A new study, published in the journal Current Biology, indicates that people diagnosed with anxiety are less capable of determining whether stimuli is neutral or “safe.” The findings may also provide insight into why some people are more prone to anxiety than others.

For the study, patients were trained to associate three specific tones with one of three results: gaining money, losing money, or no consequence. The participants were then played a variety of new sounds and tones to see if the participants could correctly identify tones from the first part of the study.

According to the results, people diagnosed with anorexia were notably more likely to make a mistake by identifying a new sound as one that had already heard earlier in the experiment.

“We show that in patients with anxiety, emotional experience induces plasticity in brain circuits that lasts after the experience is over,” co-study author Rony Paz of the Weizmann Institute of Science in Israel said in a university release. “Such plastic changes occur in primary circuits, and these later mediate the response to new stimuli. The result is an inability to discriminate between the experience of the original stimulus and that of a new, similar stimulus. Therefore anxiety patients respond emotionally to the new stimuli as well and exhibit anxiety symptoms even in apparently irrelevant situations. They cannot control this response: it is a perceptual inability to discriminate.”
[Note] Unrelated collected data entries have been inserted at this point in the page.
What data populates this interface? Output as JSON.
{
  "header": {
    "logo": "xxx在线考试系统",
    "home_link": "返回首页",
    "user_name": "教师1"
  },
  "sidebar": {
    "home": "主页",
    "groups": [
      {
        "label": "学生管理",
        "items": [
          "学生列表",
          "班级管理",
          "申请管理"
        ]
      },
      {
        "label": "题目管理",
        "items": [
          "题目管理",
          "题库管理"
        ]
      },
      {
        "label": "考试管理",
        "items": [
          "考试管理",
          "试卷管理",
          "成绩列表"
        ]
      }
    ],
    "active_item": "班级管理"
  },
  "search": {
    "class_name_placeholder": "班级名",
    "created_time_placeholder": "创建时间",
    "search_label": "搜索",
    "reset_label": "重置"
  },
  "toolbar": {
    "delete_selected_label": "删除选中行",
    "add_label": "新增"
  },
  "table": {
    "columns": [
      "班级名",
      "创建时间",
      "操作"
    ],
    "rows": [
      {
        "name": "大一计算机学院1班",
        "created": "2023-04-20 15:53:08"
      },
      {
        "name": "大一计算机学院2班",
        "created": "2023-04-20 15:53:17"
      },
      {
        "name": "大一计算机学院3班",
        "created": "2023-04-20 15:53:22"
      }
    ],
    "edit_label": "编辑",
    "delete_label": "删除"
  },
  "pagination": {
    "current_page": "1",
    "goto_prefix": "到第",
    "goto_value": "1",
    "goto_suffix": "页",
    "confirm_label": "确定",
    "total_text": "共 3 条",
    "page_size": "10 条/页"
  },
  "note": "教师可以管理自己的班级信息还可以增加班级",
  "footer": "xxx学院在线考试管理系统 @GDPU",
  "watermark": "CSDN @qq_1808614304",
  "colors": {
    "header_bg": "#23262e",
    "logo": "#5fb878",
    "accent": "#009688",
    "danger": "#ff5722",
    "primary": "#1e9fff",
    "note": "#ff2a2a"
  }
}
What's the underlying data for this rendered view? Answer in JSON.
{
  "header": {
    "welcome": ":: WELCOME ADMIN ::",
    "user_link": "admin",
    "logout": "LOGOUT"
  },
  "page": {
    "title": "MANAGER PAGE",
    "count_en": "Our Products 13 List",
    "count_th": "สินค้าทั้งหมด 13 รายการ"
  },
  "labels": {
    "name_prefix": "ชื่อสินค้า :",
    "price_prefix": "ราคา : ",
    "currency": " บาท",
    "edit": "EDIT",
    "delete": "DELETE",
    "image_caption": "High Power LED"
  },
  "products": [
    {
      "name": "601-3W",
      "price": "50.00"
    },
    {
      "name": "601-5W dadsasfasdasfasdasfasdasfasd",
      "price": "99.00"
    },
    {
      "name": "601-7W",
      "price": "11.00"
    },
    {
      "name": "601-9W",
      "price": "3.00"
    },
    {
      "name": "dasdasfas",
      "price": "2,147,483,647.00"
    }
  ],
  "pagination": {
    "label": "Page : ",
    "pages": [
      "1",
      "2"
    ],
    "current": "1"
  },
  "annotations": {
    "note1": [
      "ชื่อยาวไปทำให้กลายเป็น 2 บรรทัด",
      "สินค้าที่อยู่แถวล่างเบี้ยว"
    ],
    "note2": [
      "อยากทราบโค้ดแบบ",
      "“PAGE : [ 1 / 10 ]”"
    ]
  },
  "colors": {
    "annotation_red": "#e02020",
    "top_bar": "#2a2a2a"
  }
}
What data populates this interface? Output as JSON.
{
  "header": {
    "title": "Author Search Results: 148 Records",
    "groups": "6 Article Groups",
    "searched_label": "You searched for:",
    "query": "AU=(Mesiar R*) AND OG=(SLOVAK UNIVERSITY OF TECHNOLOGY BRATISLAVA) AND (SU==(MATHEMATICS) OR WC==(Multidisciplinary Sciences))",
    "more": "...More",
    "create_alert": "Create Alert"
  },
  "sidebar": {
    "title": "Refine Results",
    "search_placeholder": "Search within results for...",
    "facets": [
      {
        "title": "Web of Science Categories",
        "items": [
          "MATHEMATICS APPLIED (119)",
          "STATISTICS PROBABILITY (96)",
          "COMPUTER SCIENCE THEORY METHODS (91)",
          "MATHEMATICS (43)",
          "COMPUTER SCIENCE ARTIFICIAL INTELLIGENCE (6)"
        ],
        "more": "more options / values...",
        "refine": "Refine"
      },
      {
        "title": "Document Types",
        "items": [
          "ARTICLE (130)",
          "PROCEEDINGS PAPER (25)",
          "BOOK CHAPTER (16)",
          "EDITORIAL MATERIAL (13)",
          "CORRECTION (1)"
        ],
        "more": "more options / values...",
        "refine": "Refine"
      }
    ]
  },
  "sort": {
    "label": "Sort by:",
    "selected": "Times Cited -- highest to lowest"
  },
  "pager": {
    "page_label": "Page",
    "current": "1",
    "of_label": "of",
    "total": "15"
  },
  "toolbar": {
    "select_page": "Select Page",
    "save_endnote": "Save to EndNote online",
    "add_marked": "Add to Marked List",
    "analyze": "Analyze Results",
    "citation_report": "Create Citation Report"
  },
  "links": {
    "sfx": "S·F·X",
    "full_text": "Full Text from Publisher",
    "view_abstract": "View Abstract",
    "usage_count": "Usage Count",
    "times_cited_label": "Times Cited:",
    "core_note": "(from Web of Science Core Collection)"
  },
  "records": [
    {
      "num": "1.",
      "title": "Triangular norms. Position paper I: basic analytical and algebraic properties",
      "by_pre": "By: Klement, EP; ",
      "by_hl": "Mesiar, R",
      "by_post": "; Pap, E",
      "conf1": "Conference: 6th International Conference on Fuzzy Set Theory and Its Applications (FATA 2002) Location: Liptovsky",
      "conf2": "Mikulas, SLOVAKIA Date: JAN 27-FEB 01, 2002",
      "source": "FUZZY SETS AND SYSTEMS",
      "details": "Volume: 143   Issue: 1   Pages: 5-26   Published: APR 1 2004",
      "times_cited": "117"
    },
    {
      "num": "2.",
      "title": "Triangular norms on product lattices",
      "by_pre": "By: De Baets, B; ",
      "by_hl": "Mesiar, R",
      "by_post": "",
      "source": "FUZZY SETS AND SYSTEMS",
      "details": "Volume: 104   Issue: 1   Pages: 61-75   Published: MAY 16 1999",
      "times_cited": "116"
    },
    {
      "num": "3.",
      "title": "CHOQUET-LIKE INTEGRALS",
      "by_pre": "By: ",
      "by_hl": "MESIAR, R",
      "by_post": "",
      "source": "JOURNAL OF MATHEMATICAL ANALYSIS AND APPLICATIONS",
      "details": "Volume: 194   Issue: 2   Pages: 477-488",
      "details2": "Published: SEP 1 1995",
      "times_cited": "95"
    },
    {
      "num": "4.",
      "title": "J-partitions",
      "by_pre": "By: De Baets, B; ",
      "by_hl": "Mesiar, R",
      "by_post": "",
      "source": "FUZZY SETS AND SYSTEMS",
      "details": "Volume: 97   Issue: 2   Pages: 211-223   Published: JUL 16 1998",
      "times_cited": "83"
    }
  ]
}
According to the team, the findings of the new study indicate people with anxiety are more likely to overgeneralize because they perceived tones heard in the first part of the study differently than healthy participants heard them. The team believes the association between emotional activities such as winning or losing money may affect the perception.

The report also suggests these results may explain why some are more likely to develop anxiety disorders.

“Anxiety traits can be completely normal; there is evidence that they benefitted us in our evolutionary past. Yet an emotional event, sometimes even a minor one, can induce brain changes that can potentially lead to full-blown anxiety,” Paz concluded.